Mr. Basu wants us to believe and accept that the suit filed by the
predecessors of the appellants along with Jyotindra Mohini was a collusive
suit.
There was no evidence on record to show that the suit filed by their
predecessors with Jyotindra Mohini was collusive. In fact, by reason of
declaration of share in favour of Jyotindra Mohini on 10th July, 1957 the two
documents on which reliance are now intended to be placed by way of
additional evidence lost its efficacy. The declaration of share in favour of
Jyotindra Mohini was never challenged in any subsequent proceeding. She
continued to remain the owner of 1/4th share in the suit property. The Court
cannot allow mechanically an application for additional evidence when the
court does not find such documents to be necessary or relevant in deciding
the dispute between the parties.
The acts and conduct of the predecessors of the appellants are binding
on the appellants and they cannot turn around and contend at this stage
that the said suit of 1954 was collusive in which their predecessors lost,
however, Jyotinda Mohini's right was declared. Since the appellants have
filed an application for additional evidence the court would have expected
them to disclose the plaint in the mortgage suit or the mortgage decree as
the court cannot mechanically allow the application for additional evidence
without forming at least a prima facie view that the said documents are
necessary for proper adjudication of the disputes between the parties.
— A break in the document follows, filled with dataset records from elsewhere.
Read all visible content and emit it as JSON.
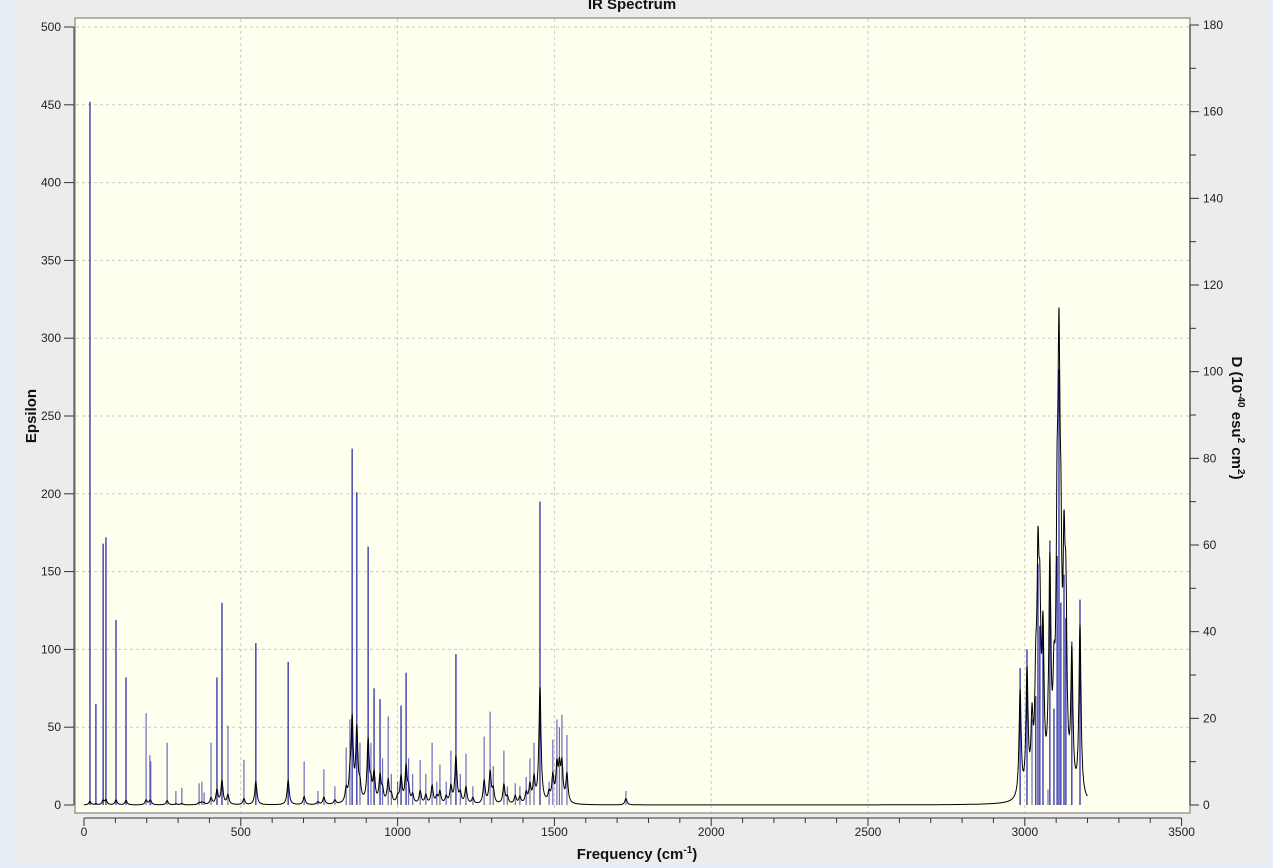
{
  "chart_data": {
    "type": "line",
    "title": "IR Spectrum",
    "xlabel": "Frequency (cm-1)",
    "xlabel_parts": {
      "base": "Frequency (cm",
      "sup": "-1",
      "end": ")"
    },
    "ylabel": "Epsilon",
    "ylabel_right": "D (10-40 esu2 cm2)",
    "ylabel_right_parts": {
      "a": "D (10",
      "sup1": "-40",
      "b": " esu",
      "sup2": "2",
      "c": " cm",
      "sup3": "2",
      "d": ")"
    },
    "xlim": [
      0,
      3500
    ],
    "ylim": [
      0,
      500
    ],
    "ylim_right": [
      0,
      180
    ],
    "x_ticks": [
      "0",
      "500",
      "1000",
      "1500",
      "2000",
      "2500",
      "3000",
      "3500"
    ],
    "y_ticks": [
      "0",
      "50",
      "100",
      "150",
      "200",
      "250",
      "300",
      "350",
      "400",
      "450",
      "500"
    ],
    "y_ticks_right": [
      "0",
      "20",
      "40",
      "60",
      "80",
      "100",
      "120",
      "140",
      "160",
      "180"
    ],
    "grid": true,
    "colors": {
      "plot_background": "#fffff0",
      "sticks": "#1c1ca8",
      "envelope": "#000000",
      "grid": "#c8c8c8"
    },
    "series": [
      {
        "type": "stick",
        "axis": "left",
        "points": [
          [
            19,
            452
          ],
          [
            38,
            65
          ],
          [
            61,
            168
          ],
          [
            70,
            172
          ],
          [
            102,
            119
          ],
          [
            134,
            82
          ],
          [
            198,
            59
          ],
          [
            210,
            32
          ],
          [
            213,
            28
          ],
          [
            265,
            40
          ],
          [
            293,
            9
          ],
          [
            312,
            11
          ],
          [
            367,
            14
          ],
          [
            376,
            15
          ],
          [
            383,
            8
          ],
          [
            405,
            40
          ],
          [
            424,
            82
          ],
          [
            440,
            130
          ],
          [
            459,
            51
          ],
          [
            510,
            29
          ],
          [
            548,
            104
          ],
          [
            651,
            92
          ],
          [
            702,
            28
          ],
          [
            746,
            9
          ],
          [
            765,
            23
          ],
          [
            800,
            12
          ],
          [
            836,
            37
          ],
          [
            848,
            55
          ],
          [
            855,
            229
          ],
          [
            870,
            201
          ],
          [
            880,
            40
          ],
          [
            906,
            166
          ],
          [
            915,
            40
          ],
          [
            925,
            75
          ],
          [
            944,
            68
          ],
          [
            952,
            30
          ],
          [
            970,
            57
          ],
          [
            980,
            20
          ],
          [
            1000,
            15
          ],
          [
            1011,
            64
          ],
          [
            1027,
            85
          ],
          [
            1035,
            30
          ],
          [
            1048,
            20
          ],
          [
            1072,
            29
          ],
          [
            1090,
            20
          ],
          [
            1110,
            40
          ],
          [
            1125,
            15
          ],
          [
            1135,
            26
          ],
          [
            1155,
            15
          ],
          [
            1170,
            35
          ],
          [
            1186,
            97
          ],
          [
            1200,
            20
          ],
          [
            1218,
            33
          ],
          [
            1240,
            12
          ],
          [
            1276,
            44
          ],
          [
            1295,
            60
          ],
          [
            1305,
            25
          ],
          [
            1339,
            35
          ],
          [
            1350,
            12
          ],
          [
            1375,
            14
          ],
          [
            1390,
            12
          ],
          [
            1410,
            18
          ],
          [
            1422,
            30
          ],
          [
            1435,
            40
          ],
          [
            1454,
            195
          ],
          [
            1483,
            15
          ],
          [
            1495,
            42
          ],
          [
            1508,
            55
          ],
          [
            1516,
            50
          ],
          [
            1524,
            58
          ],
          [
            1540,
            45
          ],
          [
            1728,
            9
          ],
          [
            2985,
            88
          ],
          [
            3007,
            100
          ],
          [
            3023,
            55
          ],
          [
            3035,
            70
          ],
          [
            3042,
            155
          ],
          [
            3048,
            115
          ],
          [
            3058,
            115
          ],
          [
            3074,
            10
          ],
          [
            3080,
            170
          ],
          [
            3093,
            62
          ],
          [
            3103,
            160
          ],
          [
            3109,
            280
          ],
          [
            3115,
            130
          ],
          [
            3125,
            148
          ],
          [
            3131,
            120
          ],
          [
            3150,
            105
          ],
          [
            3176,
            132
          ]
        ]
      },
      {
        "type": "envelope",
        "axis": "left"
      }
    ]
  }
}
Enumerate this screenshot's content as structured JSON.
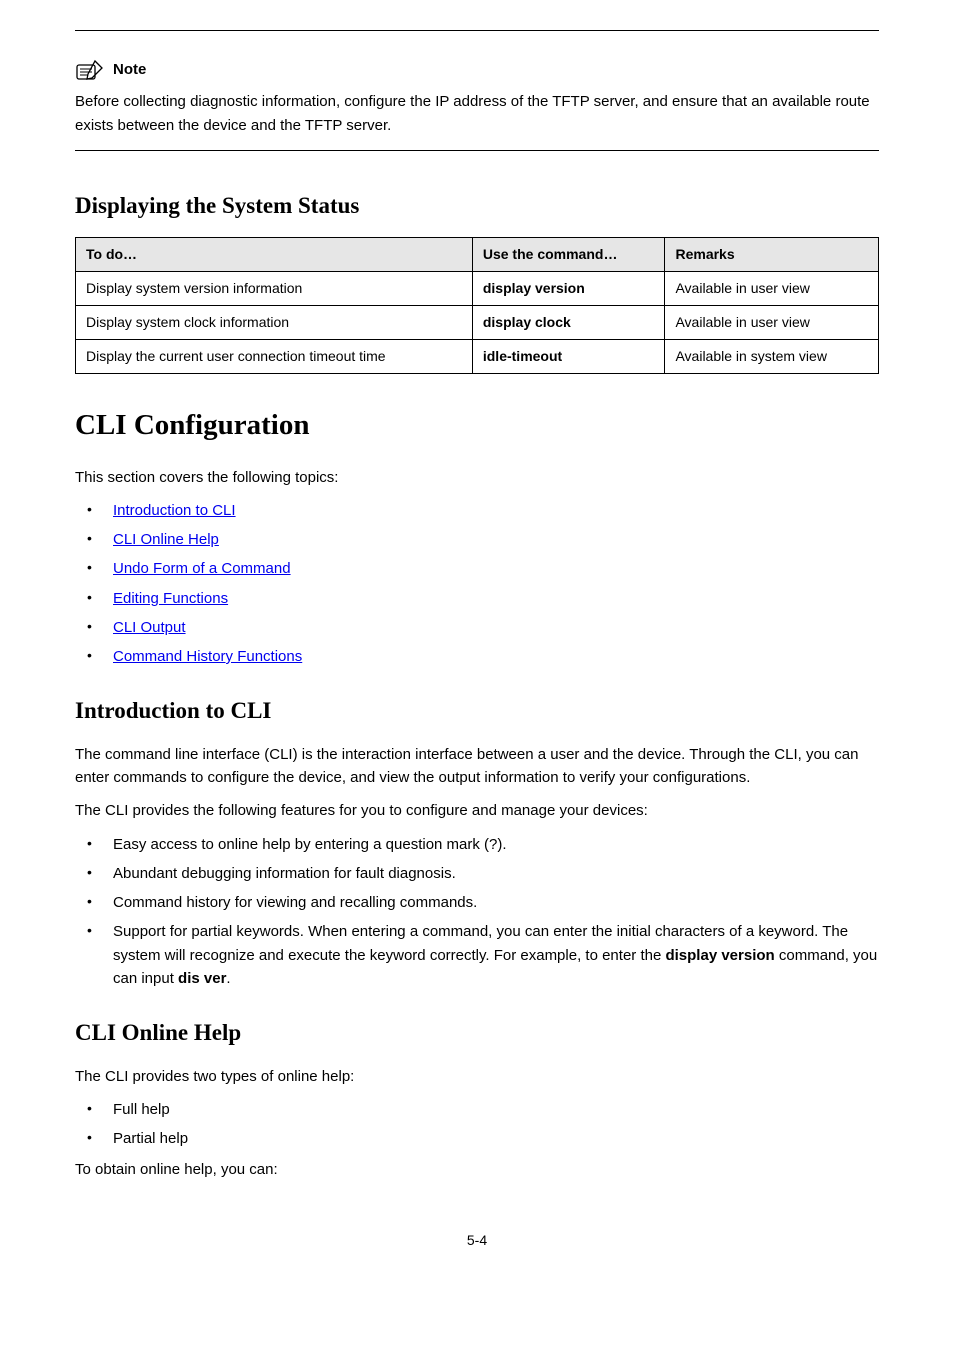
{
  "note": {
    "label": "Note",
    "body": "Before collecting diagnostic information, configure the IP address of the TFTP server, and ensure that an available route exists between the device and the TFTP server."
  },
  "sections": {
    "displaying_title": "Displaying the System Status",
    "cli_title": "CLI Configuration",
    "intro_title": "Introduction to CLI",
    "online_help_title": "CLI Online Help"
  },
  "table": {
    "headers": [
      "To do…",
      "Use the command…",
      "Remarks"
    ],
    "rows": [
      {
        "c0": "Display system version information",
        "c1": "display version",
        "c2": "Available in user view"
      },
      {
        "c0": "Display system clock information",
        "c1": "display clock",
        "c2": "Available in user view"
      },
      {
        "c0": "Display the current user connection timeout time",
        "c1": "idle-timeout",
        "c2": "Available in system view"
      }
    ]
  },
  "cli_section": {
    "intro": "This section covers the following topics:",
    "links": [
      "Introduction to CLI",
      "CLI Online Help",
      "Undo Form of a Command",
      "Editing Functions",
      "CLI Output",
      "Command History Functions"
    ]
  },
  "intro_para1": "The command line interface (CLI) is the interaction interface between a user and the device. Through the CLI, you can enter commands to configure the device, and view the output information to verify your configurations.",
  "intro_para2": "The CLI provides the following features for you to configure and manage your devices:",
  "intro_bullets": {
    "b0": "Easy access to online help by entering a question mark (?).",
    "b1": "Abundant debugging information for fault diagnosis.",
    "b2": "Command history for viewing and recalling commands.",
    "b3_part1": "Support for partial keywords. When entering a command, you can enter the initial characters of a keyword. The system will recognize and execute the keyword correctly. For example, to enter the ",
    "b3_bold1": "display version",
    "b3_part2": " command, you can input ",
    "b3_bold2": "dis ver",
    "b3_part3": "."
  },
  "online_help": {
    "para1": "The CLI provides two types of online help:",
    "bullets": [
      "Full help",
      "Partial help"
    ],
    "para2": "To obtain online help, you can:"
  },
  "footer": "5-4"
}
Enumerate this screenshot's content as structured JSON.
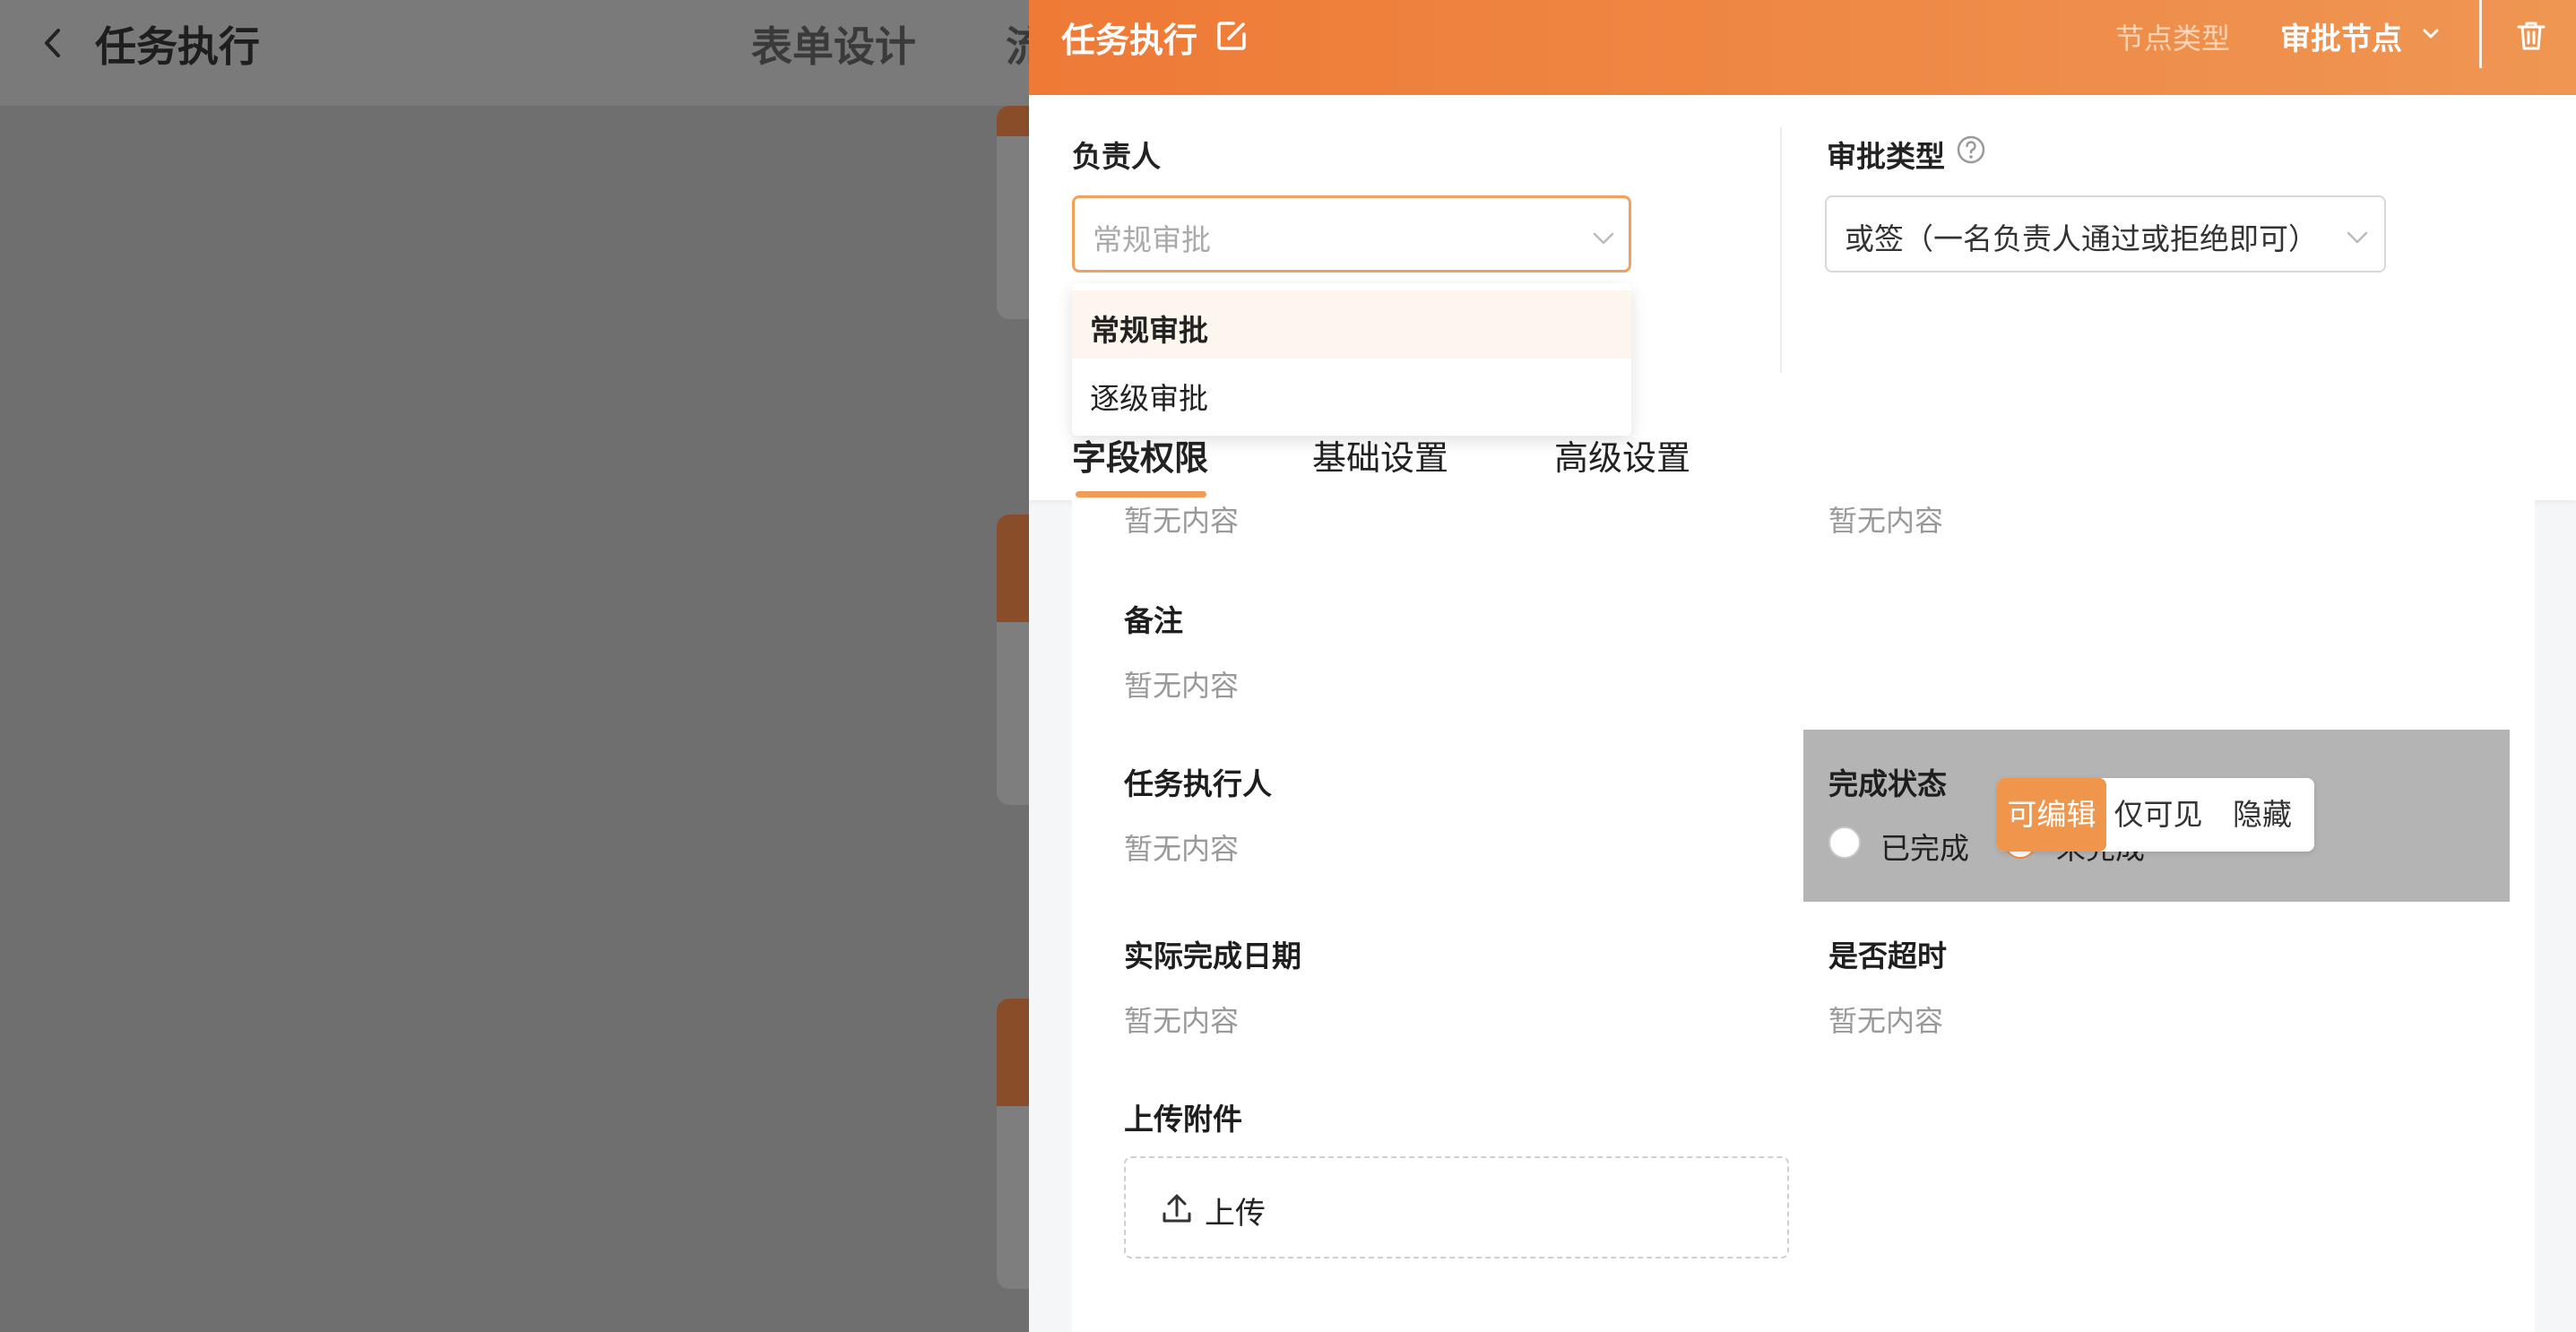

The power under Order 41 Rule 23 is discretionary and is required to
be exercised judicially and with circumspection and only on satisfaction that
the pre-requisite conditions provided under Rule 27 are fulfilled. The
applicants have themselves admitted that they came to know of the
existence of documents in February, 2005 whereas the suit was ultimately
decreed on 7th November, 2006. With due diligence the appellants could
have produced the said documents, if they were sure that such documents,
are necessary and relevant in deciding the suit in their favour. The
explanation for delayed disclosure as stated in paragraph 8 of the petition is
difficult to believe and accept. The name of the uncle has been conveniently
kept undisclosed. On the contrary, it gives an impression that they want to
delay the final decree proceeding.
On such considerations we do not find any reason to interfare with the
order passed of the learned Trial Court. The preliminary decree is affirmed.
The application for amendment of the written statement is dismissed.
However, there shall be no order as to costs.